Charles Garabedian
American, 1923-2016

You Are Going On A Trip, 1961/1980
etching
5 1/2 x 5 7/8 in.

SBMA, Gift of Stephen Acronico
1986.86.1.1



Lani Asher and Mike Solomon in class, with artist Charles Garabedian, College of Creative Studies, UCSB c. 1977

“Creativity is a strange thing, very elusive. The important thing is that everybody has to do something and everybody should find out who they are.” - Charles Garabedian



Garabedian in 2011

COMMENTS

Charles Garabedian was a figure whose highly unique path as an artist had a broad influence on Los Angeles and contributed to the pluralistic view of art, place, and practice that took shape on the West Coast in the 1980s. Garabedian was born in 1923 in Detroit, served as a staff sergeant in the US Air Force, as an aerial gunner on a B-24 in over thirty missions over Europe, and worked for the Union Pacific Railroad.
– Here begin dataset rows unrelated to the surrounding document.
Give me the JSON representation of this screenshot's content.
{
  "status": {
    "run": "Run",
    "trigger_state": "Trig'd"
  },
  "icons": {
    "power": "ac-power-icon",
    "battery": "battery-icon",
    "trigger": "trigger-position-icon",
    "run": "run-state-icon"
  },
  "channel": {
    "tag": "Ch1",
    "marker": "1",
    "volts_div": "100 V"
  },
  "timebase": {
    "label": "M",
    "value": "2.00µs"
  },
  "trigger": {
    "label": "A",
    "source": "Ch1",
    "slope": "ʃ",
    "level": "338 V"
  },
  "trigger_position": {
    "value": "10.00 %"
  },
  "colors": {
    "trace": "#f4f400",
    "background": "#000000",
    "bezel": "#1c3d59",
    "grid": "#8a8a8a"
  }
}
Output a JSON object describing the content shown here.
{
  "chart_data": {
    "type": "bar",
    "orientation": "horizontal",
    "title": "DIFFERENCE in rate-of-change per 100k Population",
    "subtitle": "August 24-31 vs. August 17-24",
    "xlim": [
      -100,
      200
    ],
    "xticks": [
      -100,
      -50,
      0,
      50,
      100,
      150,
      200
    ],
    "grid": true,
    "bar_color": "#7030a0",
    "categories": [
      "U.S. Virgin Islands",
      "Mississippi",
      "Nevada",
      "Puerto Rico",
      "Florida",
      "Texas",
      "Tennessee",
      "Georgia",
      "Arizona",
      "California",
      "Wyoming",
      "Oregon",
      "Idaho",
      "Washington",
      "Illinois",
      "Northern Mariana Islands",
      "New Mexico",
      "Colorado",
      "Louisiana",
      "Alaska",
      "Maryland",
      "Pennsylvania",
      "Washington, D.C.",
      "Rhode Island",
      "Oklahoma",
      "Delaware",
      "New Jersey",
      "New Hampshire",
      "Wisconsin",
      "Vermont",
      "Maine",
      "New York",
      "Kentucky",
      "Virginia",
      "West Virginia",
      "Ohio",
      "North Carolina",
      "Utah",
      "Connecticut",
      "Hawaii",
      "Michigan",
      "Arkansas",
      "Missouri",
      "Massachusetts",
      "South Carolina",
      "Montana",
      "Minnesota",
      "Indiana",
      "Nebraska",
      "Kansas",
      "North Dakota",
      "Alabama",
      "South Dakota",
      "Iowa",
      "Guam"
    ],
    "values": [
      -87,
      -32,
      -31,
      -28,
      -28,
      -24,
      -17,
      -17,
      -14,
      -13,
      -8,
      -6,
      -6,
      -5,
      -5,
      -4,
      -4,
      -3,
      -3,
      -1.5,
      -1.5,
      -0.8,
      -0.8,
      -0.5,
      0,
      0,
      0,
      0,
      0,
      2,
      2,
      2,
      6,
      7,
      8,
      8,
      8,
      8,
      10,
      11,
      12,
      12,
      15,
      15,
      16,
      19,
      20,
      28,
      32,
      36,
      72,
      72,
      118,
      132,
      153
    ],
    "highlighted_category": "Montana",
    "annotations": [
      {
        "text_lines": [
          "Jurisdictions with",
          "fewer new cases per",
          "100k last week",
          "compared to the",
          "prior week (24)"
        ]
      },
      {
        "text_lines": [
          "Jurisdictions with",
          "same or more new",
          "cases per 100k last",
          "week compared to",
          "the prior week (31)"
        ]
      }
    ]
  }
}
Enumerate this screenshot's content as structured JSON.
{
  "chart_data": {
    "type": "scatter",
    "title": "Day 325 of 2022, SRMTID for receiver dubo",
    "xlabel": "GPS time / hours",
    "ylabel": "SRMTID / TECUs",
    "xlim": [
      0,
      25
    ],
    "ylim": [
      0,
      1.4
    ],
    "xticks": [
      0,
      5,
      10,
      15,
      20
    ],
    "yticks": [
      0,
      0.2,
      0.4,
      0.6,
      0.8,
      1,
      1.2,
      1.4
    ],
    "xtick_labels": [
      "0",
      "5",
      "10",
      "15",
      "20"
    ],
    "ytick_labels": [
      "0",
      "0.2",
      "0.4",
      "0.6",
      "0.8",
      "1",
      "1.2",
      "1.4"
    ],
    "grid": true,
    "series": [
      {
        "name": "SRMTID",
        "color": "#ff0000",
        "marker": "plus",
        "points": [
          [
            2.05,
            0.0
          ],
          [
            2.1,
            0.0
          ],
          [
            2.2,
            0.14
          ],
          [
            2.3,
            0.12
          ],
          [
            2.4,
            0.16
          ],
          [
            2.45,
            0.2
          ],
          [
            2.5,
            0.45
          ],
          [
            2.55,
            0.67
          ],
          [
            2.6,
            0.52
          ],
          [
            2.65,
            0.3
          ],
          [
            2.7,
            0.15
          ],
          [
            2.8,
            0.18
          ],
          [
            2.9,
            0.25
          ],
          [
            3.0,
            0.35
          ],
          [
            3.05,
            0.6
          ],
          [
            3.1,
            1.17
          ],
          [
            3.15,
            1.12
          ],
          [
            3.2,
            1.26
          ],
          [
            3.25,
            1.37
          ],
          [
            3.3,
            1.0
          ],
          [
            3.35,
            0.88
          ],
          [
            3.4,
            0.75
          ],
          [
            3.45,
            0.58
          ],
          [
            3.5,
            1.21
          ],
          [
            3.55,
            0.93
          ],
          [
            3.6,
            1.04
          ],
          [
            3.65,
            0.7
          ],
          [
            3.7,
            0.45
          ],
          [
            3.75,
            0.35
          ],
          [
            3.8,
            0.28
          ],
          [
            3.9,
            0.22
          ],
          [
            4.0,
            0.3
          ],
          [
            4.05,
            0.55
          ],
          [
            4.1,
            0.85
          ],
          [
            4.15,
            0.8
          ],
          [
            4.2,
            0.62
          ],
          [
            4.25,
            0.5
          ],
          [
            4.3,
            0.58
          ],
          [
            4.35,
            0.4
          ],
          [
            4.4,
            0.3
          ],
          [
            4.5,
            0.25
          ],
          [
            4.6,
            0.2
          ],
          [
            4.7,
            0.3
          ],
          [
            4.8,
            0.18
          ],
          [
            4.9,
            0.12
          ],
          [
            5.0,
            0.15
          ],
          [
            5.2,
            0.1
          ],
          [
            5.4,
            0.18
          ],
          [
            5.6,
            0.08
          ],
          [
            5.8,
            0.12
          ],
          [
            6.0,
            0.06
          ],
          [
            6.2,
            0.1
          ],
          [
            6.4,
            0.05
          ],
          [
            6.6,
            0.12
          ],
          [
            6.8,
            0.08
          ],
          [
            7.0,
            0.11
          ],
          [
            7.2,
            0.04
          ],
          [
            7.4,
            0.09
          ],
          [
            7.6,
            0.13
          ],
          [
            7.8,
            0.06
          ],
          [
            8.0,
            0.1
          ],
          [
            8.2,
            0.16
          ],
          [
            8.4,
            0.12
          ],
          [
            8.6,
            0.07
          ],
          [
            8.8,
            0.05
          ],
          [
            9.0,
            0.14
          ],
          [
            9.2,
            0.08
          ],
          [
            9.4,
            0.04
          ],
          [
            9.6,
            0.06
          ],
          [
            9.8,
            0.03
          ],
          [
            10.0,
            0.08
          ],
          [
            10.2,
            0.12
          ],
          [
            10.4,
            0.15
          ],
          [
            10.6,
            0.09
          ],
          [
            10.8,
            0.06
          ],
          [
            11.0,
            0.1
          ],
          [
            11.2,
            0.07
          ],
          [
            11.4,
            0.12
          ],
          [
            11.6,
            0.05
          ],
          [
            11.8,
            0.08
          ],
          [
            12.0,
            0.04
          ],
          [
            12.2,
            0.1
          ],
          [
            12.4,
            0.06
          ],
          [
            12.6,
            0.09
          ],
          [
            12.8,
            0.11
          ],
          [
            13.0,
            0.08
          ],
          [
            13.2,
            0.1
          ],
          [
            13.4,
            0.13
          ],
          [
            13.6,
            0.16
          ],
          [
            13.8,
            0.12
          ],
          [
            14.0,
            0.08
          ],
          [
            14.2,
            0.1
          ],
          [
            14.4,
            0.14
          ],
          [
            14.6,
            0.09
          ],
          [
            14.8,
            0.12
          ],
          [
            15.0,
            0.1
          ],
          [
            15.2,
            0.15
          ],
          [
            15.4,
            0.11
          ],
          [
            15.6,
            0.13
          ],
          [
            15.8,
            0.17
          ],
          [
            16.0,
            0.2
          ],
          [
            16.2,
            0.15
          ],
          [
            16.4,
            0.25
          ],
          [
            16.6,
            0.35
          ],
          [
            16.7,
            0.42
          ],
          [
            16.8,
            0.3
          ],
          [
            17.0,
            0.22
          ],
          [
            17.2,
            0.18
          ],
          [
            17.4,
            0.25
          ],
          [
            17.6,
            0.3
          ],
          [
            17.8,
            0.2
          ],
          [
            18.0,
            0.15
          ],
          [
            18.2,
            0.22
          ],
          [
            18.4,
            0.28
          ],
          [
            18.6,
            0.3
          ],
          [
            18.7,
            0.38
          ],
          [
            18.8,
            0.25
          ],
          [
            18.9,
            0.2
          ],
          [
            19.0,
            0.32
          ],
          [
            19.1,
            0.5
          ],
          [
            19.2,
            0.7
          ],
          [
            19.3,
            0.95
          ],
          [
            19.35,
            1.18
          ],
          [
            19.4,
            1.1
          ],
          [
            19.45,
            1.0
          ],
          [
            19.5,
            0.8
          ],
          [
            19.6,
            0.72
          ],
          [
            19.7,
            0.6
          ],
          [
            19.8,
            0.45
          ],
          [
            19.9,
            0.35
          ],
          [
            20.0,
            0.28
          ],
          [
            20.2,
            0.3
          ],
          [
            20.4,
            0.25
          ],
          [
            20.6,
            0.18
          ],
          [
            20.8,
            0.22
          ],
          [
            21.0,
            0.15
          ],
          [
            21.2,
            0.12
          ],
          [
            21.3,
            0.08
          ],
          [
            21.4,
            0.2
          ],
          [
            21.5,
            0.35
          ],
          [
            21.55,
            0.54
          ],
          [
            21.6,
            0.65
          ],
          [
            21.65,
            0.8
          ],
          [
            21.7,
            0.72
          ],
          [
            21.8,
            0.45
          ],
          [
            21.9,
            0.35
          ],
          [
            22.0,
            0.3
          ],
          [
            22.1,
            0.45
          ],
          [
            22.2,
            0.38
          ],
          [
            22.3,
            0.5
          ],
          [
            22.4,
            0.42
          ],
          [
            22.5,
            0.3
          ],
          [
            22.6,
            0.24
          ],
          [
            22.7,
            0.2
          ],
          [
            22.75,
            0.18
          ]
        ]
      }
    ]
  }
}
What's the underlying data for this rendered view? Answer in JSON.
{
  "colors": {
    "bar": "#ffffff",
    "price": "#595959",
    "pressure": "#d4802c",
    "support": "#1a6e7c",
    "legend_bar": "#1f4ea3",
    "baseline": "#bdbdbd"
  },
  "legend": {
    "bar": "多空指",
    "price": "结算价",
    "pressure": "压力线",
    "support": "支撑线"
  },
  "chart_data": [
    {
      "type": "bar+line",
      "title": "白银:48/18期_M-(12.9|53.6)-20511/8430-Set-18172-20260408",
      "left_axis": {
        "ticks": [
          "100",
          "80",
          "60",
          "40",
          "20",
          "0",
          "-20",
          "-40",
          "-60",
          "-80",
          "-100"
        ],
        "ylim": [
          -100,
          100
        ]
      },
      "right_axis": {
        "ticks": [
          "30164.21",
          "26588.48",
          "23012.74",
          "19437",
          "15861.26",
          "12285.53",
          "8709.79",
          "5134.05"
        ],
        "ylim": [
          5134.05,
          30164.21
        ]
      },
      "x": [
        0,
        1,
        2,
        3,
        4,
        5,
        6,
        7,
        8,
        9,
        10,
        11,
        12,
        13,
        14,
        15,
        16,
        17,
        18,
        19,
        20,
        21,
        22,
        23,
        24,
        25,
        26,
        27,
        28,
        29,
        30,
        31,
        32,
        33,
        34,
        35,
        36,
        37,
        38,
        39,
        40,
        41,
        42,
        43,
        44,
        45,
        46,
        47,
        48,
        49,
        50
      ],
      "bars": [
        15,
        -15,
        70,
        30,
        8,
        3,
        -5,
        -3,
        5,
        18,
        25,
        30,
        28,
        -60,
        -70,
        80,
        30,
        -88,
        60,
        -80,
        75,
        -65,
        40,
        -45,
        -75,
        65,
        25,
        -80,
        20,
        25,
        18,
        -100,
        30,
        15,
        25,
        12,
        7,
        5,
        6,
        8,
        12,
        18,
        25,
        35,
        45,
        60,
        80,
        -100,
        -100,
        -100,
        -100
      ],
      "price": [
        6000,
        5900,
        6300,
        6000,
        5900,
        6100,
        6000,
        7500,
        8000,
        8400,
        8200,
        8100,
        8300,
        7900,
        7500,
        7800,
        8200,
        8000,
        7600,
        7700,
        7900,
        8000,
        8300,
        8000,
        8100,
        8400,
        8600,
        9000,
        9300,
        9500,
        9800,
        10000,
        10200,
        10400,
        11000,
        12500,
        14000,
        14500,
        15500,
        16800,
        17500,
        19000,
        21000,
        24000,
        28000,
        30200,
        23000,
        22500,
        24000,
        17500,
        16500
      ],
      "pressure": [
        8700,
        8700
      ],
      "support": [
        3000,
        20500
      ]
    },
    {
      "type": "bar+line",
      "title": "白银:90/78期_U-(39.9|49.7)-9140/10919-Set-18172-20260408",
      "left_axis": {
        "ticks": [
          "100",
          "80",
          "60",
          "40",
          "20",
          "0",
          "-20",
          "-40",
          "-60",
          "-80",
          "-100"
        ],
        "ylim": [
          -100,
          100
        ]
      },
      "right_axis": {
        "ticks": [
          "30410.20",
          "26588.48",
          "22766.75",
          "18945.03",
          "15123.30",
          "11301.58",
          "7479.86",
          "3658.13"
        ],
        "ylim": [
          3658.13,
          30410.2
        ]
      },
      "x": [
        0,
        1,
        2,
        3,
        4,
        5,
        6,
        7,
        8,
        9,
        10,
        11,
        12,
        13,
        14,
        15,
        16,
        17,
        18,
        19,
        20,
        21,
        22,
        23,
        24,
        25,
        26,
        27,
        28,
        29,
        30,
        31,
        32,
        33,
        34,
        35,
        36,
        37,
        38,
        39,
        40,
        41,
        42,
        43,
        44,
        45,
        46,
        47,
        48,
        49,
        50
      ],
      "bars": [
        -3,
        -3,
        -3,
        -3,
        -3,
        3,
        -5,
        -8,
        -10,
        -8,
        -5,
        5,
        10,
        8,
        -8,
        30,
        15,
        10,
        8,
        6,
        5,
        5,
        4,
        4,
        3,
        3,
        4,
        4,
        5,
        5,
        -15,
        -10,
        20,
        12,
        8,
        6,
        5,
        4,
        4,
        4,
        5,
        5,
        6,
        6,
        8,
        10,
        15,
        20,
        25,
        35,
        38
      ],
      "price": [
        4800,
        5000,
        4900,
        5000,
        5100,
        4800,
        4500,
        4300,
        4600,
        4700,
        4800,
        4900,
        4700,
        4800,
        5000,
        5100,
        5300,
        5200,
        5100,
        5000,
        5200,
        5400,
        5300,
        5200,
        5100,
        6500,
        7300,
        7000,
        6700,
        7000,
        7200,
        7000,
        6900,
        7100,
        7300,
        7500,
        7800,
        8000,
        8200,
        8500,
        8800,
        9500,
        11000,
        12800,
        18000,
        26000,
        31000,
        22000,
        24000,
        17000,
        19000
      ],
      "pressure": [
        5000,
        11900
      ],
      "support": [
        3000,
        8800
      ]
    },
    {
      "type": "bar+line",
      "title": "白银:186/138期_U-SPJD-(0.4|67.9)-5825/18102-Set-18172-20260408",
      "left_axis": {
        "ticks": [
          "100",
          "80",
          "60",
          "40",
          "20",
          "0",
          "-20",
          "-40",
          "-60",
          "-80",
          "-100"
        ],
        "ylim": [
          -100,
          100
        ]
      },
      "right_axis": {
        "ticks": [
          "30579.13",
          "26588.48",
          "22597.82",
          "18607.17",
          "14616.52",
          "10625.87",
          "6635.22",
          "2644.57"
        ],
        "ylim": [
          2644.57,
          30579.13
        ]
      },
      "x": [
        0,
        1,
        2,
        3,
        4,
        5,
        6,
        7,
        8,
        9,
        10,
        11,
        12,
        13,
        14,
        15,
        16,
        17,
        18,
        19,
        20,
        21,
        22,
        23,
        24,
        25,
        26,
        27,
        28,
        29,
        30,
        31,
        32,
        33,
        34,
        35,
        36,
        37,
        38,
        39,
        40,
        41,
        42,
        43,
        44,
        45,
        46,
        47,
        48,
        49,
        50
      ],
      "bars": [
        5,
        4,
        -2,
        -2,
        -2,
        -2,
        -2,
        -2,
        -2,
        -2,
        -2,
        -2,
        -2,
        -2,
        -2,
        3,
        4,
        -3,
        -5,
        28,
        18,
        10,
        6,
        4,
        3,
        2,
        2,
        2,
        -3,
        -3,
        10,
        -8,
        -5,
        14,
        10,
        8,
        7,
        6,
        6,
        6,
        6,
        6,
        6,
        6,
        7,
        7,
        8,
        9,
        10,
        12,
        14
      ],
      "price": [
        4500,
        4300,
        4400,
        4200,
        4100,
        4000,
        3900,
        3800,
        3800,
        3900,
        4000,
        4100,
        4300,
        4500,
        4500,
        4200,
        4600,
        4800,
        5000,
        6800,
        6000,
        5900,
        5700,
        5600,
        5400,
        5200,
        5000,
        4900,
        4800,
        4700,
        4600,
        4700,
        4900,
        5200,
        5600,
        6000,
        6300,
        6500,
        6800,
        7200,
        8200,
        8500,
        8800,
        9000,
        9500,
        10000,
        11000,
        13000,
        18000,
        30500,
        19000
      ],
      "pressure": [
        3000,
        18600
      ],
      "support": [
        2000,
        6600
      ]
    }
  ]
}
He began his career at age 32 when he began studying drawing with Howard Warshaw, then entered graduate school at UCLA, where he studied with William Brice and others and received his MA in 1961. He joined the legendary Ceeje Gallery in Los Angeles in the early 1960s, debuted nationally in the 1975 Whitney Biennial, was represented in Marcia Tucker's notorious 1978 Bad Painting exhibition at the New Museum, and was hailed as a major force in the revival of figurative painting in the 1993 Corcoran Biennial. In 2011, SBMA mounted the exhibition Charles Garabedian: A Retrospective, which represented the artist’s entire career with an emphasis on paintings and drawings produced during the years since his first and only other major solo museum exhibitions in 1981 (La Jolla Museum of Contemporary Art) and 1983 (Rose Art Museum).